Probably not, because qualia is all I know :) Still, as discussed earlier, the human consciousness is novel in nature. I'm thinking of the next innovation.
Gertie wrote:Ever since humans stopped being peers to local species, forming our own exclusive colonies, we have have failed to seriously consider other species. We didn't think about them in terms of responsiveness, flexibility, senses, complexity, sociability, and capacity to feel pain. Instead we assumed, conveniently, that other animals don't feel a thing, merely operating via reflex (#2 above), which we now know is profoundly blinkered.
Our careless chauvinistic attitude to the subjective experience of other species will/should be seen as shameful, genocidal. But it relies on us treating subjective experience as something special. It may have emerged/evolved as part of a process, but imo it's the unique basis for welfare considerations and moral oughts.
Agreed. It's at the heart of the thread's question because we famously have difficulty in comprehending nonhuman consciousness and awareness. In terms of animal welfare, my view is that if an animal looks like it's suffering then it probably is. With robots this assessment is less reliable because programming can mimic suffering, eg. a chatbot saying, "You hurt my feelings". Maybe the only way to know would be for expert programmers to assess the code and discount possible mimicry?
Gertie wrote:What if RobotGreta is very convincing? Does the mask become the face, so to speak? Is the act of simulating consciousness its manifestation? I'd say "no". I think it possible that machines could follow their own evolution and, if useful, they may develop their own way of experiencing, but by then they won't be much like our machines today.
I think the more similar RobotGreta is to HumanGreta, the more likely it is to have subjective experience, that's just common sense. But I don't know what the necessary and sufficient conditions for subjective experience are, no-one does, so I don't know if RobotGreta could meet them. If she does, I agree it might well not be similar to our types of subjective experiences, maybe we wouldn't even recognise it as subjective experience at all. She'd be made of different stuff, with different processes, have different needs, so why would her 'desires', 'fears', etc be like ours?
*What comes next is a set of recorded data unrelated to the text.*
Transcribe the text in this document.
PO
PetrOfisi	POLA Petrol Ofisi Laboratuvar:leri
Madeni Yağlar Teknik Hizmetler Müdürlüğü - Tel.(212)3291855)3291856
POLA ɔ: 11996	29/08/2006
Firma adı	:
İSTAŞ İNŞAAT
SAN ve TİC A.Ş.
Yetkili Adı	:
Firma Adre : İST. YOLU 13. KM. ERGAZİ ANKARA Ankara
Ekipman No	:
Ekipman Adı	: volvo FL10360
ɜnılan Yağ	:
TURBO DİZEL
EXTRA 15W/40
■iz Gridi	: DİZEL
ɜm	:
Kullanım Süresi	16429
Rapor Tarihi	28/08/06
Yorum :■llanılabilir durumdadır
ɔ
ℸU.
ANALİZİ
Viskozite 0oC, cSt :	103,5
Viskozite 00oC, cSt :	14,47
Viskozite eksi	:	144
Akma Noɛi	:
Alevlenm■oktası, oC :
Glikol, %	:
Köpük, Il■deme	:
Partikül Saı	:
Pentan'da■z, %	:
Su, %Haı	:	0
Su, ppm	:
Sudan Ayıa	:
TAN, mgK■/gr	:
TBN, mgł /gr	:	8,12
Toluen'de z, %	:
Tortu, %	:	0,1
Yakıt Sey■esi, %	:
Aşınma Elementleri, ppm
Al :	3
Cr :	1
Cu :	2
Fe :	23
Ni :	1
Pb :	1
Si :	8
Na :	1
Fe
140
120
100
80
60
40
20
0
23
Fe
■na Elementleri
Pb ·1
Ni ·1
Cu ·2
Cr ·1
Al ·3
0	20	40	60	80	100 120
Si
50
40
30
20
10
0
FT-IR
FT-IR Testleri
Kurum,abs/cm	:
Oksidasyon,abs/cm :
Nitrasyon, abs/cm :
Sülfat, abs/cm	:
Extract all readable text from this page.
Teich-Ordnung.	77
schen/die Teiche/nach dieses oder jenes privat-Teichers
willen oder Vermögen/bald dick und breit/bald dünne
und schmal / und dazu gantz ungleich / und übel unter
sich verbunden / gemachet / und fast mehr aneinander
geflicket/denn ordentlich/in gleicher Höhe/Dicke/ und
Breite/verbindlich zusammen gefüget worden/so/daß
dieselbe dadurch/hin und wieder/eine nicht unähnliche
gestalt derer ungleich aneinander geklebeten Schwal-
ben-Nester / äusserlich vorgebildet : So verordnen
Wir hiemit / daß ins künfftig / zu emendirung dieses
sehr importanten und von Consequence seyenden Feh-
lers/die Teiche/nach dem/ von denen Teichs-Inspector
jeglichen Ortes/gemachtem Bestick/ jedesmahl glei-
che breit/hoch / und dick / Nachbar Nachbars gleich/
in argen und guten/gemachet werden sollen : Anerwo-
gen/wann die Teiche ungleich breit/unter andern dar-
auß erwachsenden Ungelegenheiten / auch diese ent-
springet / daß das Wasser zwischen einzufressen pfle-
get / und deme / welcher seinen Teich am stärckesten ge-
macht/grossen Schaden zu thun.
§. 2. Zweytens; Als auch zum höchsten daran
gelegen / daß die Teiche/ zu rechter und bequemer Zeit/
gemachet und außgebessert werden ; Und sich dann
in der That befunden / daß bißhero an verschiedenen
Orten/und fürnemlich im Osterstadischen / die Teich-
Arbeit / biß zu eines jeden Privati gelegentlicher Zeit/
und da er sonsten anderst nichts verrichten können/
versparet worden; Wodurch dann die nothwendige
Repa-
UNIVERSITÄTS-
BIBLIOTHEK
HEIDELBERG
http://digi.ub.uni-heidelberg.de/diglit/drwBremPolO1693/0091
This is maybe partly addressed above. Also, you have touched on a point I was making earlier - that there may be types of experience that we don't recognise as such. I imagine that machine "desires" at least earlier on, will be akin to how a car "dislikes" being driven too fast, too jerkily or too infrequently. It
really dislikes having an empty tank and is not partial to water in its electrical system, and so on. I imagine that self improving AI would "want" energy, materials and information. A bit like us, except that their connections will seemingly come via logic rather than affection.